Cultivating Deception

The Modi government’s response to the farmer protests echoes colonial rhetoric

A sikh farmer speaking at a rally on irrigation issues in 1946. The history of agrarian protest in Punjab goes back over a hundred years. Margaret Bourke-White / The LIFE Picture Collection / Getty Images
26 December, 2020

In the 1920s, as the Punjab countryside was aflame in what was till then the largest mobilisation against British Raj, the Government of India noted in its files:

The Sikh peasant has been committed to a policy of “self-determination” imposed by men who are not his natural leaders, and has been induced by some mysterious process of mass psychology to enter a sphere of activity hitherto [interdicted] by all traditions of loyalty and self-interest.
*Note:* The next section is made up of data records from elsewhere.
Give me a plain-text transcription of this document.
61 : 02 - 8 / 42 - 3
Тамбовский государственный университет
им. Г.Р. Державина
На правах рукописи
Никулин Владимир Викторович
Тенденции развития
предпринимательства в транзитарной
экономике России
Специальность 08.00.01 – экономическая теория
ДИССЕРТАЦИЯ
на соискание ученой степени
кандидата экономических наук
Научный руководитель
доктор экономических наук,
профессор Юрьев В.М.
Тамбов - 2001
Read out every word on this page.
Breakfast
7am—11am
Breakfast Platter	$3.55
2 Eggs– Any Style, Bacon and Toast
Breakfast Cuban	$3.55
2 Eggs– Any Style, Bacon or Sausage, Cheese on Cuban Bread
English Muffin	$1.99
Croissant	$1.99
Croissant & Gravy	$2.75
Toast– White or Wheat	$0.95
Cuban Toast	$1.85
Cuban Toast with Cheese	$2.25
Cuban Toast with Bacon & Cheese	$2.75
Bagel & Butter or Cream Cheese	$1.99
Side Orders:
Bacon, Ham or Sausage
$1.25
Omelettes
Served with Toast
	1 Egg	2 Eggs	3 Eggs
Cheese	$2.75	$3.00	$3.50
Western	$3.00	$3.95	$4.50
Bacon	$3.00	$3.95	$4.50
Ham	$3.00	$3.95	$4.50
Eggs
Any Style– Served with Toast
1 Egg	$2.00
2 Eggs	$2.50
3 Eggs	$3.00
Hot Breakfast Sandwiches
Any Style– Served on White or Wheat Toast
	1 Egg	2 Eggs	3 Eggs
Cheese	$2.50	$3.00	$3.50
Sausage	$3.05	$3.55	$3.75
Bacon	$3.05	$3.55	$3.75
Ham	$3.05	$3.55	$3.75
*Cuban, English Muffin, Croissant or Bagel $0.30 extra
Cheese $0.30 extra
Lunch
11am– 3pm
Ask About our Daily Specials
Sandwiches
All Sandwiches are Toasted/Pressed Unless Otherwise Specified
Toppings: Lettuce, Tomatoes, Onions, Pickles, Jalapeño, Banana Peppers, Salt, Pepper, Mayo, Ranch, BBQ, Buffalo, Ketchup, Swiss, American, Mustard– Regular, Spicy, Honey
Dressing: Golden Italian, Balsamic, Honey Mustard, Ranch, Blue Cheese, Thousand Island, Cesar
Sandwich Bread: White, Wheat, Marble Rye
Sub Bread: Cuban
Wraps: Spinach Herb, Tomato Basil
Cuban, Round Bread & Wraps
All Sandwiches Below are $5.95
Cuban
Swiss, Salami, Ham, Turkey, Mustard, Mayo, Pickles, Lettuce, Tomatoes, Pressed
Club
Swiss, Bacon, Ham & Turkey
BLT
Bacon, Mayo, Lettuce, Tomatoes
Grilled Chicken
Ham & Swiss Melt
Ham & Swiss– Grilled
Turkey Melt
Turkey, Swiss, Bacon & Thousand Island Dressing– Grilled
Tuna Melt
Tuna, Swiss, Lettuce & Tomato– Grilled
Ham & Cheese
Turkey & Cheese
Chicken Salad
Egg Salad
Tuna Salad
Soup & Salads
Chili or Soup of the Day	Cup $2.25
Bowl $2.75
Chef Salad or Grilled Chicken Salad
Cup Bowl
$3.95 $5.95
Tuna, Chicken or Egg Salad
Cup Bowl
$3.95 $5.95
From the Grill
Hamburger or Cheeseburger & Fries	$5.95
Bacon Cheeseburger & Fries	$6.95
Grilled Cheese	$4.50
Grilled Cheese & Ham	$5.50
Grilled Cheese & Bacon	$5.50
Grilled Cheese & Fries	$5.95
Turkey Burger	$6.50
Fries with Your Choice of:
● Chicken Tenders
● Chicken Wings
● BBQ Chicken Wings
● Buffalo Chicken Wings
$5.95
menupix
If we substitute the term “Khalistan” for “self-determination,” and the word “misled” for “imposed” we have precisely the same framework that the government and the mainstream media is putting out today regarding the ongoing farmer protests against three recently enacted farm laws: of Sikh peasants being led astray by Khalistani elements.

The British, writing for their own files, had at least to pretend to provide some explanation for how such a large body of men could be so imposed upon by a few. (Their answer, though, was no answer at all, induced as it was apparently by some mysterious process of mass psychology.) The Modi government, on the other hand, posturing for a pliant media, feels no such pressure to reach for an explanation regarding the vast turnout of farmers demanding the repeal of the farm laws. It finds it easier to project farmers as simple folks misled by rogue elements than to recognise their political demands. The government’s supporters reveal their bias regularly. “The poor landless farmer for whom WOKES are crying,” the mediocre filmmaker Vivek Agnihotri tweeted, mocking a protester who is seen speaking in English to a policeman on video.